ADA PERMAINAN HANCURKAN KPK -
Sekretaris Jenderal Forum Indonesia untuk Transparansi Anggaran (Fitra) Yeni Sucipto menyatakan walaupun perlu ada kajian lebih lanjut tentang pihak yang melakukan usulan RUU ini, namun terdapat kemungkinan permainan partai politik di belakang Yasonna yang dianggap keluar garis koordinasi, yakni PDIP dan koalisinya. Sebab diketahui selama ini Koalisi Indonesia Hebat (KIH)-lah yang gencar mendukung berlanjutnya RUU ini.

"Jika Yasonna yang mengusulkan, berarti secara struktural dia mewakili pemerintah atau presiden, tapi harus ditanyakan apa benar sudah melalui komunikasi?" ujarnya kepada gresnews.com, Sabtu (10/10).

Ia mengatakan bisa saja memang usulan dimotori oleh partai penguasa, PDIP. Sebab setelah diusulkan partai yang tergabung di KIH, di DPR seperti gayung bersambut. Apalagi memang partai politik memiliki banyak kepentingan di dua RUU, yakni RUU KPK dan RUU Pengampunan Nasional. "Kami tak bisa langsung men-judge tapi potensi untuk membangun itu ada," ujarnya.
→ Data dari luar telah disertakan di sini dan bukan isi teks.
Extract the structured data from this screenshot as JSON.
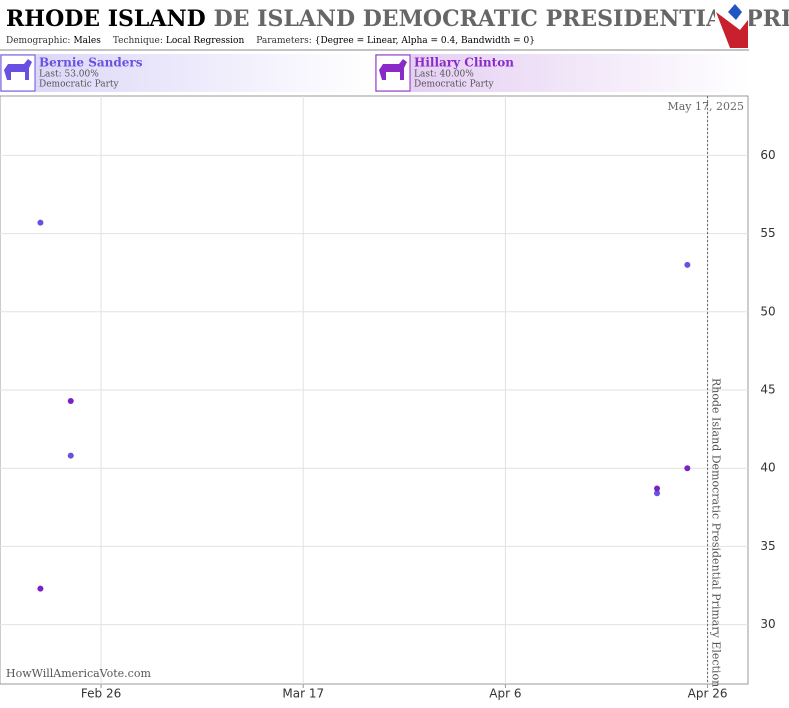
{
  "chart_data": {
    "type": "scatter",
    "title_bold": "RHODE ISLAND",
    "title_gray": "DE ISLAND DEMOCRATIC PRESIDENTIAL PRIMA",
    "params": [
      {
        "label": "Demographic:",
        "value": "Males"
      },
      {
        "label": "Technique:",
        "value": "Local Regression"
      },
      {
        "label": "Parameters:",
        "value": "{Degree = Linear, Alpha = 0.4, Bandwidth = 0}"
      }
    ],
    "candidates": [
      {
        "name": "Bernie Sanders",
        "last": "Last: 53.00%",
        "party": "Democratic Party",
        "color": "#6a50e0"
      },
      {
        "name": "Hillary Clinton",
        "last": "Last: 40.00%",
        "party": "Democratic Party",
        "color": "#8a2bc8"
      }
    ],
    "x": [
      "Feb 20",
      "Feb 23",
      "Apr 21",
      "Apr 24"
    ],
    "series": [
      {
        "name": "Bernie Sanders",
        "color": "#6a50e0",
        "values": [
          55.7,
          40.8,
          38.4,
          53.0
        ]
      },
      {
        "name": "Hillary Clinton",
        "color": "#7a22c4",
        "values": [
          32.3,
          44.3,
          38.7,
          40.0
        ]
      }
    ],
    "xlim": [
      "Feb 16",
      "Apr 30"
    ],
    "xticks": [
      "Feb 26",
      "Mar 17",
      "Apr 6",
      "Apr 26"
    ],
    "ylim": [
      26.2,
      63.8
    ],
    "yticks": [
      30,
      35,
      40,
      45,
      50,
      55,
      60
    ],
    "grid": true,
    "event": {
      "x": "Apr 26",
      "label": "Rhode Island Democratic Presidential Primary Election"
    },
    "date_label": "May 17, 2025",
    "watermark": "HowWillAmericaVote.com"
  }
}
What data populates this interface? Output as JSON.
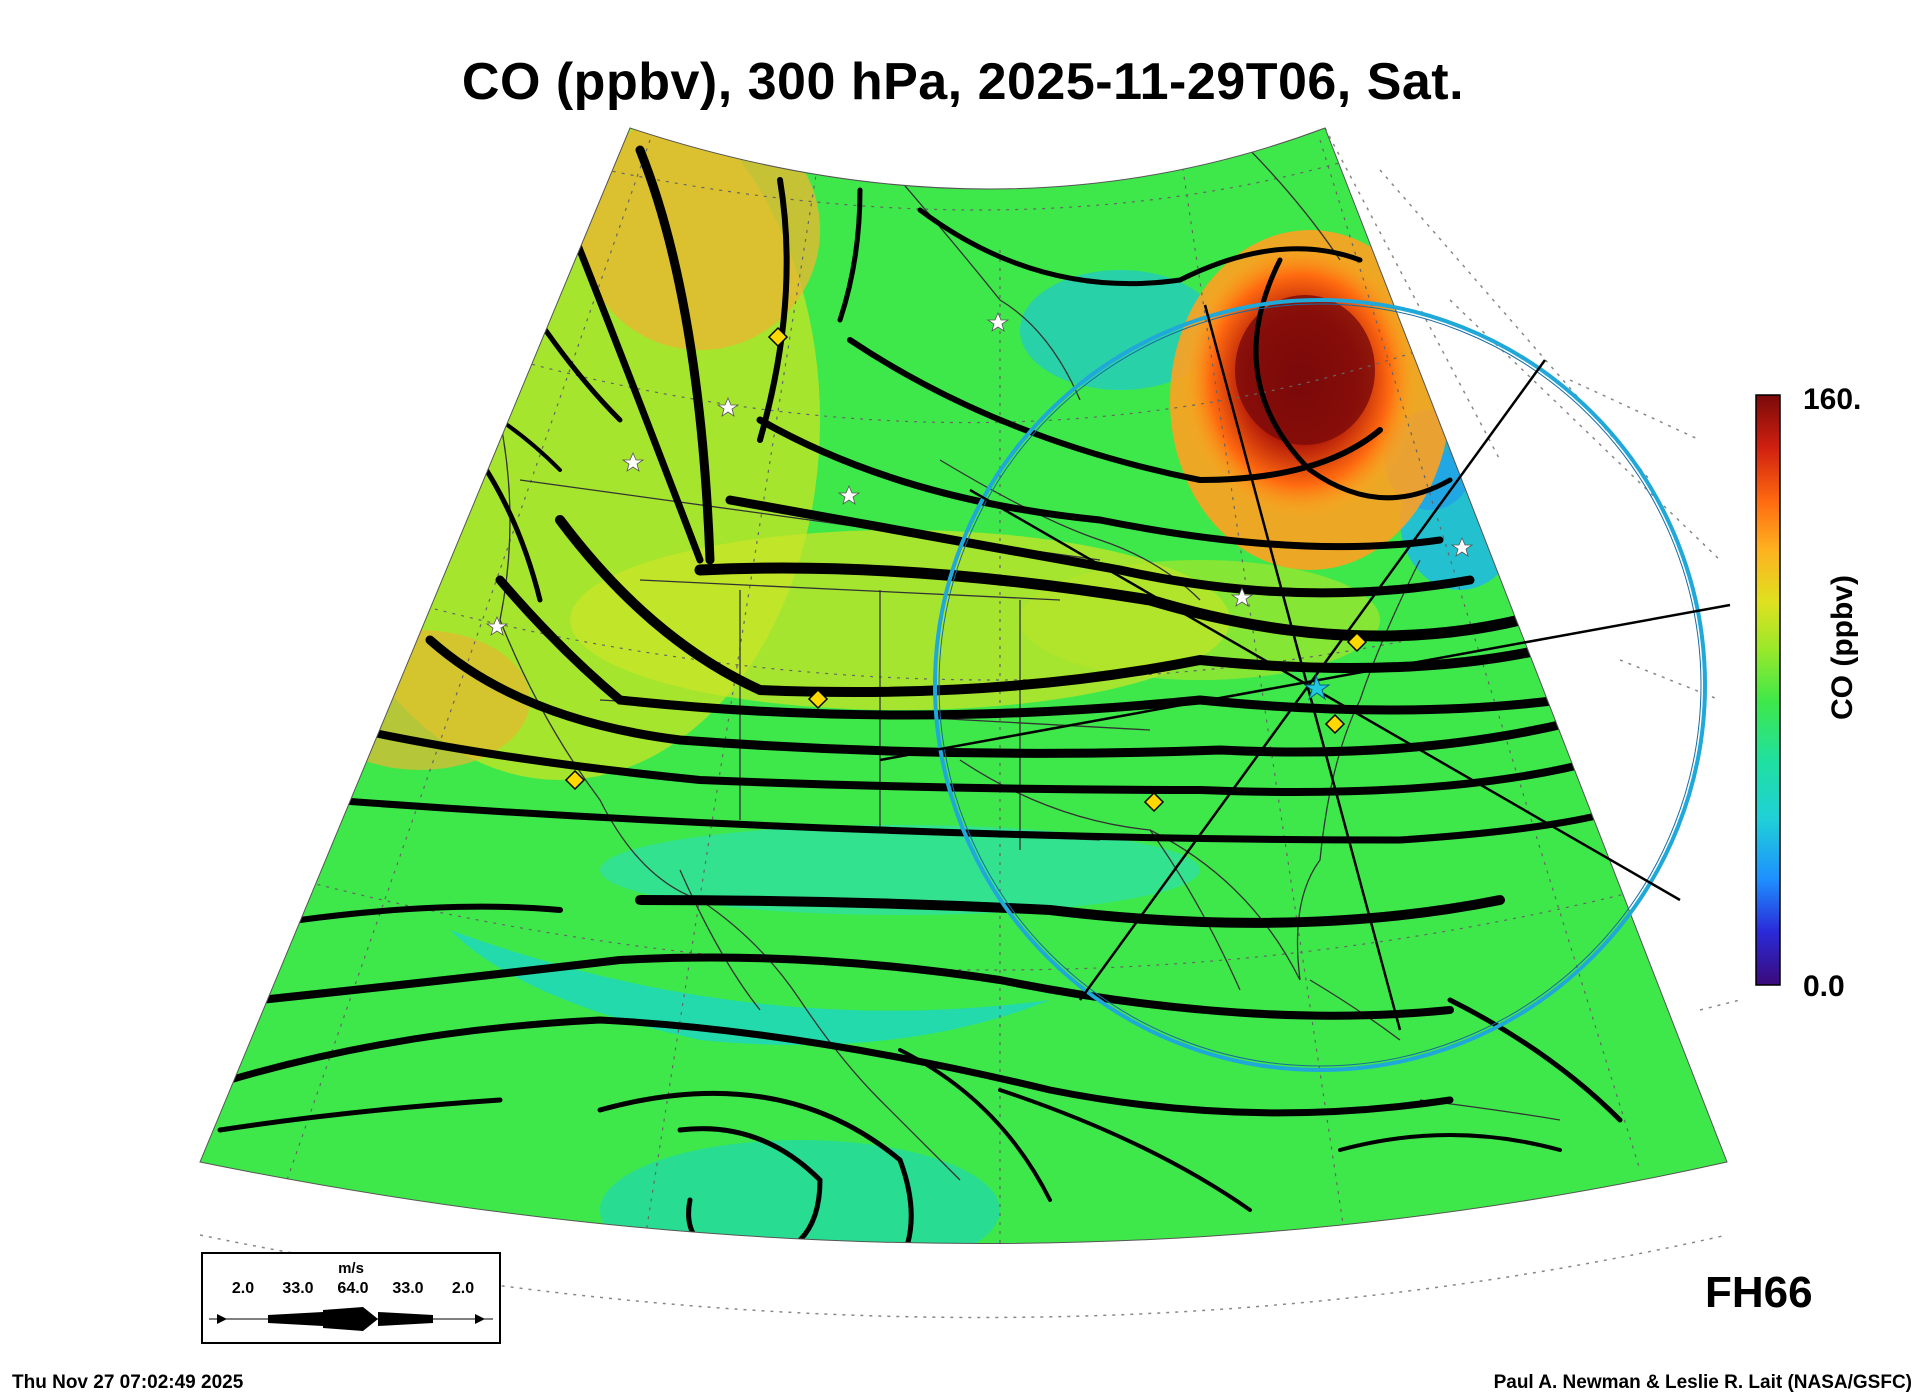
{
  "title": "CO (ppbv), 300 hPa, 2025-11-29T06, Sat.",
  "colorbar": {
    "max_label": "160.",
    "min_label": "0.0",
    "unit_label": "CO (ppbv)",
    "stops": [
      "#3a0a7a",
      "#2a2ad8",
      "#1e90ff",
      "#1fd0d8",
      "#20e0a0",
      "#3ee84a",
      "#9be82a",
      "#e0e020",
      "#ffb020",
      "#ff6a10",
      "#d02010",
      "#7a0a0a"
    ]
  },
  "map_colors": {
    "background": "#3ee84a",
    "high_co": "#c01808",
    "peak_co": "#7a0a0a",
    "moderate_co": "#ffa020",
    "elevated_co": "#d8e020",
    "low_co": "#20d8b8",
    "streamline": "#000000",
    "circle": "#20a8d8",
    "diamond_marker": "#ffd800",
    "star_marker": "#ffffff",
    "center_marker": "#20c8e0"
  },
  "wind_legend": {
    "unit": "m/s",
    "values": [
      "2.0",
      "33.0",
      "64.0",
      "33.0",
      "2.0"
    ]
  },
  "forecast_hour": "FH66",
  "timestamp": "Thu Nov 27 07:02:49 2025",
  "credits": "Paul A. Newman & Leslie R. Lait (NASA/GSFC)",
  "icons": {
    "diamond": "yellow-diamond-site-marker",
    "star": "white-star-site-marker",
    "center": "cyan-center-star"
  }
}
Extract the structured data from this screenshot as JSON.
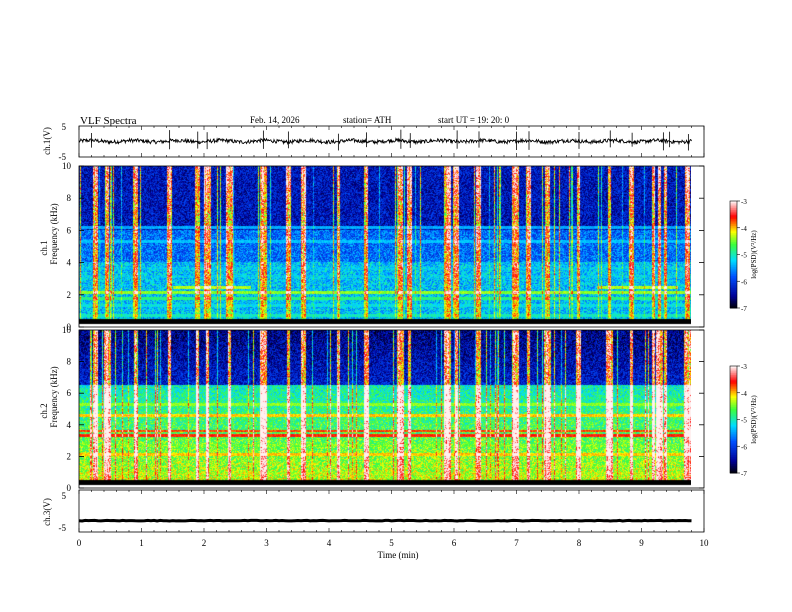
{
  "header": {
    "title": "VLF  Spectra",
    "date": "Feb. 14, 2026",
    "station": "station= ATH",
    "start_ut": "start  UT  =   19: 20: 0"
  },
  "chart_data": [
    {
      "type": "line",
      "panel": "ch1-waveform",
      "ylabel": "ch.1(V)",
      "ylim": [
        -5,
        5
      ],
      "yticks": [
        "5",
        "-5"
      ],
      "xlim": [
        0,
        10
      ],
      "baseline": 0.1,
      "noise_amplitude": 0.6,
      "spike_times_min": [
        0.2,
        1.45,
        1.9,
        2.05,
        2.95,
        3.35,
        4.15,
        4.6,
        5.15,
        5.3,
        6.05,
        6.4,
        7.0,
        7.2,
        8.0,
        8.5,
        8.85,
        9.35,
        9.45,
        9.75
      ]
    },
    {
      "type": "heatmap",
      "panel": "ch1-spectrogram",
      "ylabel": "ch.1",
      "ylabel2": "Frequency (kHz)",
      "ylim": [
        0,
        10
      ],
      "yticks": [
        "0",
        "2",
        "4",
        "6",
        "8",
        "10"
      ],
      "xlim": [
        0,
        9.8
      ],
      "colorbar": {
        "zlim": [
          -7,
          -3
        ],
        "ticks": [
          "-3",
          "-4",
          "-5",
          "-6",
          "-7"
        ],
        "label": "log(PSD)(V²/Hz)"
      },
      "bands": [
        {
          "f": 0.3,
          "level": -4.2
        },
        {
          "f": 0.7,
          "level": -5.0
        },
        {
          "f": 1.3,
          "level": -5.2
        },
        {
          "f": 1.75,
          "level": -4.8
        },
        {
          "f": 2.15,
          "level": -4.4
        },
        {
          "f": 2.45,
          "level": -4.3,
          "t_from": 1.5,
          "t_to": 2.75
        },
        {
          "f": 2.45,
          "level": -4.3,
          "t_from": 8.3,
          "t_to": 9.6
        },
        {
          "f": 3.1,
          "level": -5.4
        },
        {
          "f": 3.6,
          "level": -5.4
        },
        {
          "f": 5.3,
          "level": -5.3
        },
        {
          "f": 6.2,
          "level": -5.4
        }
      ],
      "sferic_times_min": [
        0.25,
        0.45,
        0.9,
        1.45,
        1.9,
        2.05,
        2.4,
        2.95,
        3.35,
        3.6,
        4.15,
        4.6,
        5.15,
        5.3,
        5.9,
        6.05,
        6.4,
        7.0,
        7.2,
        7.5,
        8.0,
        8.5,
        8.85,
        9.2,
        9.3,
        9.4,
        9.75
      ]
    },
    {
      "type": "heatmap",
      "panel": "ch2-spectrogram",
      "ylabel": "ch.2",
      "ylabel2": "Frequency (kHz)",
      "ylim": [
        0,
        10
      ],
      "yticks": [
        "0",
        "2",
        "4",
        "6",
        "8",
        "10"
      ],
      "xlim": [
        0,
        9.8
      ],
      "colorbar": {
        "zlim": [
          -7,
          -3
        ],
        "ticks": [
          "-3",
          "-4",
          "-5",
          "-6",
          "-7"
        ],
        "label": "log(PSD)(V²/Hz)"
      },
      "bands": [
        {
          "f": 0.4,
          "level": -3.8
        },
        {
          "f": 0.9,
          "level": -4.5
        },
        {
          "f": 1.5,
          "level": -4.7
        },
        {
          "f": 2.1,
          "level": -4.0
        },
        {
          "f": 2.7,
          "level": -4.6
        },
        {
          "f": 3.3,
          "level": -3.6
        },
        {
          "f": 3.6,
          "level": -3.7
        },
        {
          "f": 4.6,
          "level": -4.0
        },
        {
          "f": 5.3,
          "level": -4.4
        }
      ],
      "sferic_times_min": [
        0.25,
        0.45,
        0.9,
        1.45,
        1.9,
        2.05,
        2.4,
        2.95,
        3.35,
        3.6,
        4.15,
        4.6,
        5.15,
        5.3,
        5.9,
        6.05,
        6.4,
        7.0,
        7.2,
        7.5,
        8.0,
        8.5,
        8.85,
        9.2,
        9.3,
        9.4,
        9.75
      ]
    },
    {
      "type": "line",
      "panel": "ch3-waveform",
      "ylabel": "ch.3(V)",
      "ylim": [
        -5,
        5
      ],
      "yticks": [
        "5",
        "-5"
      ],
      "xlim": [
        0,
        10
      ],
      "baseline": -2.3,
      "noise_amplitude": 0.15,
      "xlabel": "Time  (min)",
      "xticks": [
        "0",
        "1",
        "2",
        "3",
        "4",
        "5",
        "6",
        "7",
        "8",
        "9",
        "10"
      ]
    }
  ]
}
Revisi UU KPK yang diajukan bakal mereduksi berbagai kewenangan yang dimiliki KPK mulai dari penyelidikan, penyidikan, hingga penuntutan. Dari sedikitnya 13 pasal yang akan diubah, sebagian besar diantaranya menghilangkan unsur lex specialis (keistimewaan) yang menjadi ciri lembaga ini.

Pasal-pasal tersebut diantaranya membatasi kewenangan KPK dalam hal penyadapan. Awalnya, lembaga yang berdiri sejak 2003 ini tidak perlu meminta izin dari pengadilan, tetapi dalam revisi menjadi harus seizin pengadilan.

Kemudian, ada juga usulan sebagai lembaga ad hoc (sementara), umur KPK dibatasi hanya sampai 12 tahun. Jika ditotal dari tahun kelahirannya, usia maksimal KPK hanya 25 tahun, mengingat pada 2015 ini saja komisi yang menjadi garda terdepan pemberantasan korupsi tersebut telah berumur 13 tahun.

Selanjutnya ada juga usulan revisi KPK hanya bisa menangani kasus korupsi jika kerugian yang dialami negara mencapai Rp50 miliar. Jumlah ini meningkat 50 kali lipat dari undang-undang sebelumnya yang hanya mempunyai batasan sebanyak Rp1 miliar.


BALIK ARAH -
Setelah ramai terungkap ke publik mengenai revisi UU KPK yang justru lebih banyak pasal yang memperlemah ketimbang memperkuat garda terdepan pemberantasan korupsi tersebut, kini partai berbalik arah. Bila sebelumnya disebut seluruh fraksi sepakat melakukan revisi UU KPK, kini terjadi sebaliknya.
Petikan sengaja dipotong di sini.